姫が振り返ることなかった。姫はジョーが考えていた以上に強情なタイプらしく、5 分後にはラインがブロックされていた。
ある意味爽やかである。
それにしてもジョーにとって「オンナゴコロ」は欧州情勢並みに複雑怪奇だ。
メゾネットタイプの部屋に一人で寝ると寂しい
このようにかなりの厄日であったが唯一の収穫は
「メゾネットタイプの部屋に一人で寝ると寂しい」
ということを痛感できたことだ(苦笑)。
その代わり、二人の女性の思い出に思いっ切り浸ることもできた。というかただ単にそれ以外にやることがなかったのだが。
まずはカヨコ姫。一度書いたことがあるように思うけれど彼女の魅力は清楚系の美人であるのに話の引き出しが豊富で、ユーモアのセンスもあるところだ。
芸術に対する造詣も深くて専門的に勉強したわけでないけれど、好みの芸術が明確でそれを自分の言葉で話すことができた。
だから姫の芸術観にはいつも感心していたし、楽しい時間になった。しかも酒豪でなおかつビール党(ジョーと同じくサッポロ派)であるのも嬉しかった。

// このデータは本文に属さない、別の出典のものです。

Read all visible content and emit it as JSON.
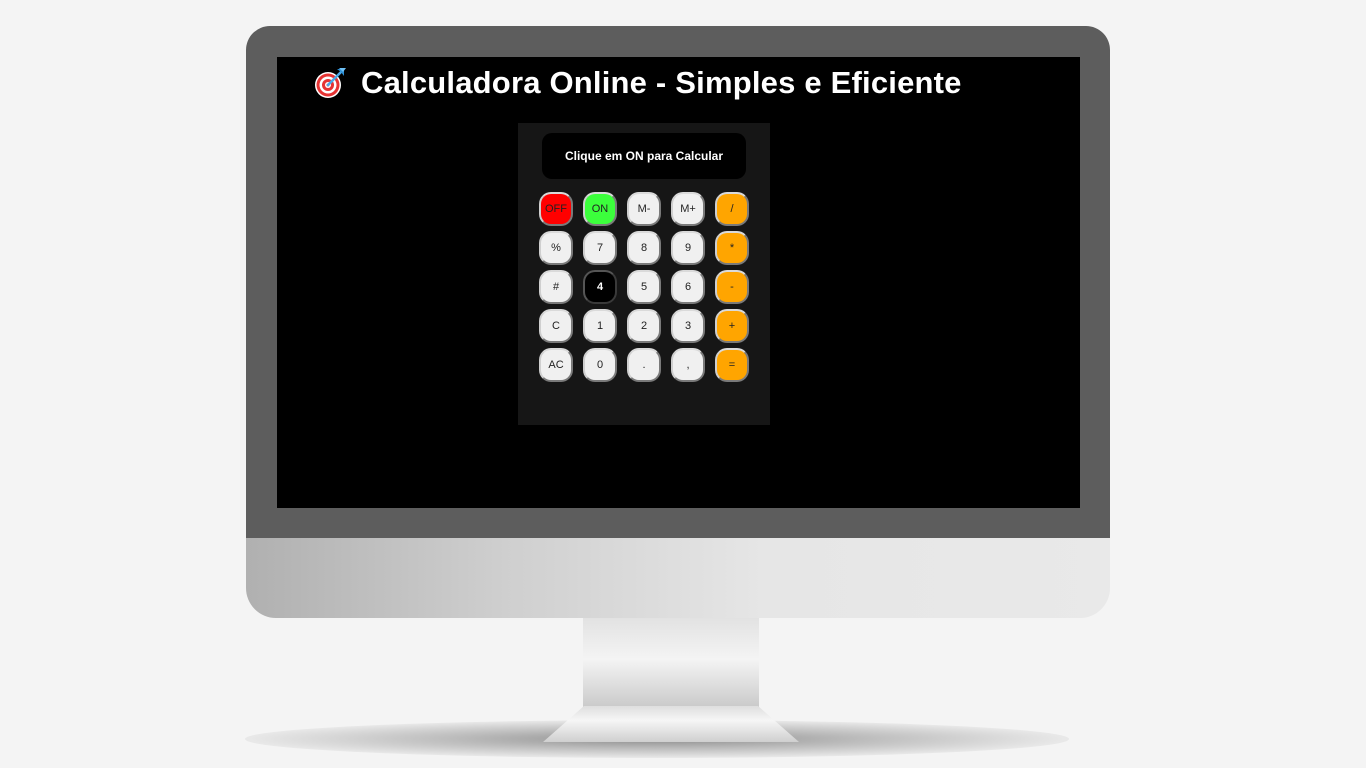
{
  "page": {
    "title": "Calculadora Online - Simples e Eficiente",
    "title_icon": "target-icon"
  },
  "calculator": {
    "display_text": "Clique em ON para Calcular",
    "keys": [
      {
        "label": "OFF",
        "name": "off-button",
        "style": "off"
      },
      {
        "label": "ON",
        "name": "on-button",
        "style": "on"
      },
      {
        "label": "M-",
        "name": "memory-minus-button",
        "style": ""
      },
      {
        "label": "M+",
        "name": "memory-plus-button",
        "style": ""
      },
      {
        "label": "/",
        "name": "divide-button",
        "style": "op"
      },
      {
        "label": "%",
        "name": "percent-button",
        "style": ""
      },
      {
        "label": "7",
        "name": "digit-7-button",
        "style": ""
      },
      {
        "label": "8",
        "name": "digit-8-button",
        "style": ""
      },
      {
        "label": "9",
        "name": "digit-9-button",
        "style": ""
      },
      {
        "label": "*",
        "name": "multiply-button",
        "style": "op"
      },
      {
        "label": "#",
        "name": "hash-button",
        "style": ""
      },
      {
        "label": "4",
        "name": "digit-4-button",
        "style": "dark"
      },
      {
        "label": "5",
        "name": "digit-5-button",
        "style": ""
      },
      {
        "label": "6",
        "name": "digit-6-button",
        "style": ""
      },
      {
        "label": "-",
        "name": "subtract-button",
        "style": "op"
      },
      {
        "label": "C",
        "name": "clear-button",
        "style": ""
      },
      {
        "label": "1",
        "name": "digit-1-button",
        "style": ""
      },
      {
        "label": "2",
        "name": "digit-2-button",
        "style": ""
      },
      {
        "label": "3",
        "name": "digit-3-button",
        "style": ""
      },
      {
        "label": "+",
        "name": "add-button",
        "style": "op"
      },
      {
        "label": "AC",
        "name": "all-clear-button",
        "style": ""
      },
      {
        "label": "0",
        "name": "digit-0-button",
        "style": ""
      },
      {
        "label": ".",
        "name": "decimal-point-button",
        "style": ""
      },
      {
        "label": ",",
        "name": "comma-button",
        "style": ""
      },
      {
        "label": "=",
        "name": "equals-button",
        "style": "op"
      }
    ]
  },
  "colors": {
    "screen_background": "#000000",
    "calculator_body": "#161616",
    "off_key": "#ff0000",
    "on_key": "#3cff3c",
    "operator_key": "#ffa500",
    "number_key": "#f0f0f0",
    "monitor_bezel": "#5d5d5d"
  }
}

食べ物の好き嫌いが少なく、華奢なのに意外と大食漢なのもジョーにとってはポイントが高い。
ジョーは未経験だがベットの技量も高いらしい。ベットを共にした男性からは大抵風俗経験を疑われると言っていた。
一度くらいはご相伴にあずかりたかったなあと今頃になって思う。美術館に付き合ってくれる女性が一人減ったのもとっても寂しい。
五感を通してメモライズされている。
一方サクラちゃんとはいつもいろんな話をしたし、楽しい時間だったはずだけれど具体的にどんな話だったか不思議なことだが記憶の中にあまり残っていない。
逆に頭の中に焼き付き、おそらく消えることがないのは彼女に対する瞬間的な感覚・感情や彼女の映像である。
例えば待ち合わせ場所にやって来るときの僕の姿を目で探す表情。
僕を認めると笑みを浮かべ、そして時には両人差し僕に向かって指を突き出す瞬間的な仕草。
別れ際タクシーに乗る前にハグをして彼女の頬の火照りを感じる瞬間。
そして胸の鼓動。
手帳を開き眉間にシワを寄せながら予定を確認するところ。
ある日髪型を褒めると意外にも真っ赤になって照れたこと。
美味しいワインを飲んだ時グラスを持ち上げながら感嘆を上げる姿。
これらの映像が五感を通してジョーの中でメモライズされている。
視覚の印象は強いけれど、ある場面では聴覚、また別の場面では嗅覚、触覚や味覚と共にメモライズされている。
だからジョーにとってサクラちゃんと過ごした日々は単なる記憶ではなく、五感に刻み込まれた記憶なのだ。
ジョーはもう若くはないから昔のように失恋しからといって泣き叫ぶこともない。
ただサクラちゃんと築いた五感を通した記憶がもう積み重ねられないと思うと胸がキリキリ痛む。
と同時にジョーは少しホッとしていた。これ以上翻弄されることもないと思うからだ。
時間が解決しないことは少ないということも知っている。この時点では久しぶりに失恋の気分を味わうことに決めたジョーであった。
しかしジョーが自分で思っているほど人生を悟っているわけでも知っているわけではなかった。
失恋の痛みは予想を超えていたし、サクラちゃんへの思いは簡単には断ち切れなかった。
この後彼女とはもう一悶着起こすことになる。
現在進行中につき、その顛末の報告はしばらく後になりそうだ。